Her tune, however, changed upon receiving a random Facebook message from a whistleblower this past spring.
“A woman from the town over wrote, ‘Mom to mom, you should know that your friend is claiming to be the mother of your daughter,’” Layne recalled. She immediately screenshot the message and sent it to Lucy, who labeled the woman, her coworker, “crazy.”
“Lucy called me, saying, ‘She’s crazy. Block her! Block her!” said Layne.
Rather than obeying her pal’s command, she continued communicating with the woman.
“The most violating and insane thing is that she created a fake birth story about birthing my daughter,” said Layne, who endured an intense labor and delivery. “She claimed to have had an epidural-free birth, minimal pain. Yeah, that’s completely different from my actual experience.”
Layne called her local county sheriff’s department, which dispatched a deputy to go to Lucy’s house and force her to delete all images, footage, and posts related to the infant. Layne, however, chose not to press charges.
She has, instead, permanently severed all ties with Lucy.
“This is something I cannot forgive,” said Layne, who, too, holds herself, in small part, responsible for Lucy’s transgressions.
“I wish I would have paid closer attention to her behavior, and not looked at her through rose-colored glasses,” she groaned. “I wish I would have thought more as a mom instead of as a best friend.”
“I wish I would have leaned into my protective, motherly instincts,” added Layne. “And I wish I’d never posted my kids on social media.”
“I was really ignorant to internet safety because I thought that if my Facebook is private, and I know who [my online friends are] that my children would be safe.

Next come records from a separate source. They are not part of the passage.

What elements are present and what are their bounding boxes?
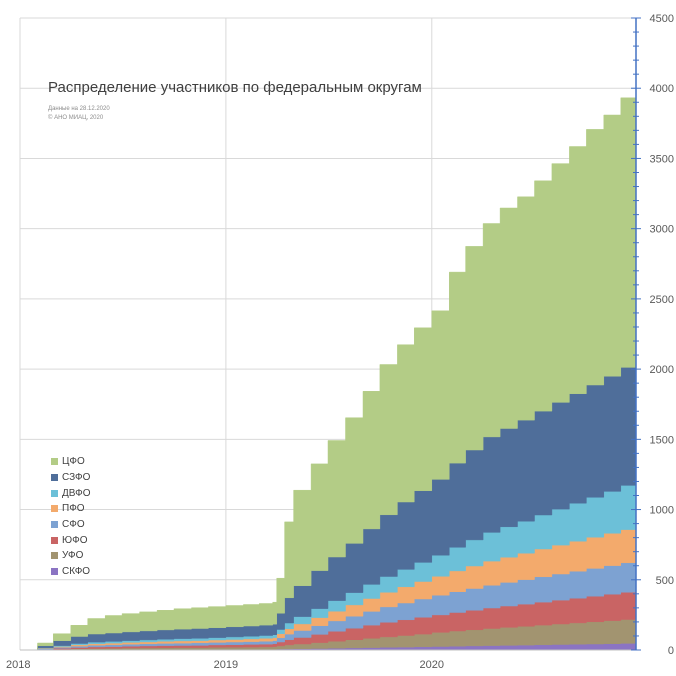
legend-item: ЦФО: [51, 454, 91, 470]
legend-swatch: [51, 505, 58, 513]
legend-item: ЮФО: [51, 532, 91, 548]
y-tick-label: 1500: [650, 434, 674, 446]
y-tick-label: 3500: [650, 153, 674, 165]
data-date-note: Данные на 28.12.2020: [48, 106, 110, 112]
legend-item: ПФО: [51, 501, 91, 517]
legend-label: ЦФО: [62, 456, 85, 468]
y-tick-label: 0: [668, 645, 674, 657]
legend-item: УФО: [51, 548, 91, 564]
y-tick-label: 2500: [650, 294, 674, 306]
copyright-note: © АНО МИАЦ, 2020: [48, 115, 104, 121]
x-tick-label: 2018: [6, 659, 30, 671]
y-tick-label: 4500: [650, 13, 674, 25]
legend-label: ДВФО: [62, 487, 91, 499]
y-tick-label: 1000: [650, 505, 674, 517]
legend-item: СФО: [51, 517, 91, 533]
chart-title: Распределение участников по федеральным …: [48, 79, 422, 96]
legend-label: ЮФО: [62, 534, 88, 546]
legend-label: СКФО: [62, 566, 91, 578]
x-tick-label: 2019: [214, 659, 238, 671]
legend-label: УФО: [62, 550, 84, 562]
legend-item: СКФО: [51, 564, 91, 580]
axes: 0 500 1000 1500 2000 2500 3000 3500 4000 4500 2018…: [6, 13, 674, 671]
legend-swatch: [51, 474, 58, 482]
series-areas: [20, 87, 637, 651]
x-tick-label: 2020: [420, 659, 444, 671]
legend-swatch: [51, 458, 58, 466]
legend-swatch: [51, 552, 58, 560]
y-tick-label: 4000: [650, 83, 674, 95]
legend-swatch: [51, 489, 58, 497]
legend-label: СЗФО: [62, 472, 91, 484]
legend-swatch: [51, 536, 58, 544]
y-tick-label: 2000: [650, 364, 674, 376]
legend-swatch: [51, 521, 58, 529]
legend: ЦФО СЗФО ДВФО ПФО СФО ЮФО УФО СКФО: [51, 454, 91, 580]
legend-item: ДВФО: [51, 485, 91, 501]
legend-swatch: [51, 568, 58, 576]
legend-label: ПФО: [62, 503, 85, 515]
y-tick-label: 500: [656, 575, 674, 587]
legend-label: СФО: [62, 519, 85, 531]
y-tick-label: 3000: [650, 224, 674, 236]
legend-item: СЗФО: [51, 470, 91, 486]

That is not the case,” Layne lamented of her mistakes in “sharenting” — the parental practice of regularly sharing kids’ photos online.
Lesley Koeppel, a New York City psychotherapist, says the malfeasance not only places an innocent in harm’s way, but can also cause deep psychological wounds for the child and parents at the center of the misdeed.
“It is a profound emotional betrayal, not just a privacy violation,” Koeppel explained to The Post, noting the anxiety, paranoia, and hyper-vigilance endured by the beleaguered. “Even if no physical harm ever occurs, when something as personal as a child’s image is stolen, it can permanently change how safe a family feels sharing even the happiest moments of their lives.”
As no parent should ever experience this kind of trauma, Staci Sycoff, a Manhattan-area therapist, encourages parents to “think before you post your child’s image.”
“A photo shared without caution can become a story you never intended to tell,” warned the pro. “Taking a few extra seconds to protect your child’s digital footprint today may help prevent emotional, psychological, and even safety consequences tomorrow.”
Layne, now healing in the aftermath of the chaos, no longer plasters precious moments with her tykes on Facebook. She barely even talks to folks outside of her immediate family.
This digital kidnapping ordeal has left a stain on her spirit that the homemaker can’t seem to wash away.
“Don’t create a fake life with someone else’s child, a child who means everything to them,” she begged the “Lucy” types of the world.
“Please don’t [inflict] this kind of pain on another mother.”